Insert your hand slowly in the tank, from the side and never from the top. If your gecko is aggressive even after 2 weeks, place its food in a bowl and keep your hand close to the bowl while it’s eating. If your gecko is eating with your hand near to the bowl, this is a positive sign.

Speak, not shout

Speaking in a soft voice around your gecko will help with taming. Your gecko will start recognizing your voice. But never scream or shout around the tank, geckos hate it. The same happens with having very loud music or TV around the tank.

Handling session

So, after 2 weeks of acclimatization, your gecko must start trusting you. Start feeding your gecko in the 3rd week. If your gecko is very comfortable during the third week, you can straightly start the handling sessions. But make them short, start with 5 minutes and add a minute every day. Handle every other day.

Handling The Gecko

Make sure to handle your gecko only when it’s awake, which will be around the evening. Never wake your gecko up, it will be very stressful and annoying. And most importantly, don’t pick up your gecko during the first week of handling let it climb on your hand.
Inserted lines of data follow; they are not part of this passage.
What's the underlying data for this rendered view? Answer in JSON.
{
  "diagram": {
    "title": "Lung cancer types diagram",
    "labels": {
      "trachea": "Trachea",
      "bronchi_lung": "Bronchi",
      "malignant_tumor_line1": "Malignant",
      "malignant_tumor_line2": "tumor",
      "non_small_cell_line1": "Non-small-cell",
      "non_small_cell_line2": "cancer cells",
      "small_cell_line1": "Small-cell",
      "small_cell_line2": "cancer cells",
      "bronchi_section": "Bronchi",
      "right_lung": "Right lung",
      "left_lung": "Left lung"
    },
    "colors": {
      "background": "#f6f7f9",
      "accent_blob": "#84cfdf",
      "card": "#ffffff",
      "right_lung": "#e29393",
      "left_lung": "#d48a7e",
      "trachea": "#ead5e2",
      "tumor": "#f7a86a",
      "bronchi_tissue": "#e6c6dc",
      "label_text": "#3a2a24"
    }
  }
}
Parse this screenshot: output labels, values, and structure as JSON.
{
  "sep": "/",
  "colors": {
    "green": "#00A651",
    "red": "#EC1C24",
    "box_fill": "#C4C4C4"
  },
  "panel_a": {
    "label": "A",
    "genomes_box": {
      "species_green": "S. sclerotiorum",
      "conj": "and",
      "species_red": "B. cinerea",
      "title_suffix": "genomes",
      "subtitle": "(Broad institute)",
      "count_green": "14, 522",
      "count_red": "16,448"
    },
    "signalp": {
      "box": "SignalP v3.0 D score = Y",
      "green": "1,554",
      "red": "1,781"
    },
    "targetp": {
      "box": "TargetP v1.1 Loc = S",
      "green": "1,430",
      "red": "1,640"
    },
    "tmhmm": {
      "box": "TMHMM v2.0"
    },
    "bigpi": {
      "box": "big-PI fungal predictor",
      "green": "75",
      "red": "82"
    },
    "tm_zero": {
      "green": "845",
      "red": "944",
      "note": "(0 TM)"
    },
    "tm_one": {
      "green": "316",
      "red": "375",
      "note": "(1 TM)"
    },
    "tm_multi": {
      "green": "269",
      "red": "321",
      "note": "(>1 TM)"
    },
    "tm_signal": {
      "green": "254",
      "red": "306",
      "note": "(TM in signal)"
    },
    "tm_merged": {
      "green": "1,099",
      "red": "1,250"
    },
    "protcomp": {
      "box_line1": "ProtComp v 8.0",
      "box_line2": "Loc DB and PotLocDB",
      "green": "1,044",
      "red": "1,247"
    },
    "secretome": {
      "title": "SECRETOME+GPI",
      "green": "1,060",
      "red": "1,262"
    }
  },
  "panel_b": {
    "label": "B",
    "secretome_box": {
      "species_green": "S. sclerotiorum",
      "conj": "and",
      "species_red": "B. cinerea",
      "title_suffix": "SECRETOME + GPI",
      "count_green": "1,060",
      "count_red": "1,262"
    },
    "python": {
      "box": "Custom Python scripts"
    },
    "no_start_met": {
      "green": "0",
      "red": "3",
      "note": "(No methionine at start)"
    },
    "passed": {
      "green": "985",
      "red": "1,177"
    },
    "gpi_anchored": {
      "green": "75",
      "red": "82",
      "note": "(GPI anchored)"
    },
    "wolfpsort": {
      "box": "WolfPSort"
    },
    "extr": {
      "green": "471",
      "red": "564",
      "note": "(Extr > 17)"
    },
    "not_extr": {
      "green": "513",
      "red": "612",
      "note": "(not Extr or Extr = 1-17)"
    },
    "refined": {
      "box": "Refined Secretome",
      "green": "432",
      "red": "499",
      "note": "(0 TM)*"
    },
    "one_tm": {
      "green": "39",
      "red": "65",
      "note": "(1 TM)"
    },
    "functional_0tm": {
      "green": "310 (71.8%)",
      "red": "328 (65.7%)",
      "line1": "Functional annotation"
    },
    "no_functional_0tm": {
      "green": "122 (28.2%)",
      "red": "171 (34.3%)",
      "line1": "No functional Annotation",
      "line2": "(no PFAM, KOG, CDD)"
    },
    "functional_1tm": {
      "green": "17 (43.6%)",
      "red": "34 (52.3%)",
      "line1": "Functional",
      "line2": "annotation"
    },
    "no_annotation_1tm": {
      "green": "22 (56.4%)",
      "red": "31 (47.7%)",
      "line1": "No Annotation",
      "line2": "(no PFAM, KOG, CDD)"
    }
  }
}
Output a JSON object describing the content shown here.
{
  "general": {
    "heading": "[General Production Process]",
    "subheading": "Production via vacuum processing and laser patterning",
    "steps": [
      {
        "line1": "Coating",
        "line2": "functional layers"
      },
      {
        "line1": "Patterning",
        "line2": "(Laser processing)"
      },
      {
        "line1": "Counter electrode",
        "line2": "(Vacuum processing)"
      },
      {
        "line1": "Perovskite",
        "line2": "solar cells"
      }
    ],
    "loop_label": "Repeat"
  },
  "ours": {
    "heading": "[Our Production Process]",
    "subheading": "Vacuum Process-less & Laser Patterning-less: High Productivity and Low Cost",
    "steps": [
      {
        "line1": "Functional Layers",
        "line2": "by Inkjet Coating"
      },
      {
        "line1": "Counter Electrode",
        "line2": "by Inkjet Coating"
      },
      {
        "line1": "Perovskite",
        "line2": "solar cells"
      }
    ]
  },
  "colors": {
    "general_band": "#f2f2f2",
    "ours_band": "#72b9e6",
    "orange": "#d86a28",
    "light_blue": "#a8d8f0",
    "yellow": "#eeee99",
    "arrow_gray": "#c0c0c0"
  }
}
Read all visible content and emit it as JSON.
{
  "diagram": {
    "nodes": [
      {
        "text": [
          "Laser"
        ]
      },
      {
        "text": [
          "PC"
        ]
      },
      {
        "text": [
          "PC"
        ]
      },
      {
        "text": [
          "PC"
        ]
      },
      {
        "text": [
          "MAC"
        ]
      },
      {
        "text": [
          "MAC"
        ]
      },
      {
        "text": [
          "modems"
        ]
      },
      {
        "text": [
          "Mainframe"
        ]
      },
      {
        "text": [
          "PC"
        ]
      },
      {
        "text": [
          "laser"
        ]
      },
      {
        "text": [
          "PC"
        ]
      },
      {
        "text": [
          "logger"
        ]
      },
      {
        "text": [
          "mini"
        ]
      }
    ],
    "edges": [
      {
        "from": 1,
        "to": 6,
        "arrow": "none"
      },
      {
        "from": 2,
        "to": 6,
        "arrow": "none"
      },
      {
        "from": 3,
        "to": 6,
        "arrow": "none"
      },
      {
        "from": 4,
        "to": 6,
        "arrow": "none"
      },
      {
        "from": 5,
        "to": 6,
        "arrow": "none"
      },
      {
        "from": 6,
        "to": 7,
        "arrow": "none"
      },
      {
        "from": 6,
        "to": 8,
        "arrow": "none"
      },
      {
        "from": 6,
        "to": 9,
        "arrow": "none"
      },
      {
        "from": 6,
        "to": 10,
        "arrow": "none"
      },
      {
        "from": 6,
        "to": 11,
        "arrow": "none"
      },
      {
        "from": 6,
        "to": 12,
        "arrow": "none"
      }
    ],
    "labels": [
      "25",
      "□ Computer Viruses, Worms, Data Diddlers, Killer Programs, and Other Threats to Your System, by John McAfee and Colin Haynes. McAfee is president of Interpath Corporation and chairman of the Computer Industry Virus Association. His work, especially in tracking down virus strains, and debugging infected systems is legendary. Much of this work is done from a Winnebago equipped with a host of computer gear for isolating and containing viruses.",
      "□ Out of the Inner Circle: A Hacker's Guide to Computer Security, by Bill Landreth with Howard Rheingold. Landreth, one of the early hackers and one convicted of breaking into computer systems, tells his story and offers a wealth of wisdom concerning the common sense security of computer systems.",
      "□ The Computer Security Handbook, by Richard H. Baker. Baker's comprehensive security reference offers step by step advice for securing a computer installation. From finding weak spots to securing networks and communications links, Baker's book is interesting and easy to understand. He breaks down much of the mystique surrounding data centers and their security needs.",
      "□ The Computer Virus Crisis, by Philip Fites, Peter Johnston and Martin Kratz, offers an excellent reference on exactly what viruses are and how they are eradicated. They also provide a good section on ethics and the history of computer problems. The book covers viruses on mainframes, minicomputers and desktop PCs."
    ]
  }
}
During the first week of handling, don’t blow your gecko yet. After the first week and when your gecko is comfortable start stroking it gently, but not extremely. Start with only a few touches, to avoid scaring your gecko.

Avoid changing the setup

A very important rule is not to change anything in your gecko’s set up for at least a month to let it get used to everything. Don’t move its accessories or change the location of the enclosure. This is why it’s important to prepare everything before your gecko arrives. If you just brought your gecko home, then you can change the setup quickly.

Avoid sudden movements

If you make any sudden or jerky movements, you will scare your gecko. This applies not only to new geckos but even to those that you have had for a long time.

Avoid messing the tail

Never pick up or grab your gecko by the tail. When threatened, geckos can choose to drop their tails to help them escape danger. The tail will grow back but it may take several months. A regrown tail is not the same, and usually not as long or straight as the original tail.

Do Geckos like to be handled

Generally, geckos are not excited about handling. But if you tame your gecko and it starts trusting you, it will permit handling sessions well. You will always need to be slow and gentle when handling your gecko, otherwise, it may stop trusting you. Some geckos never become fully tolerant of handling, especially those with a bad past.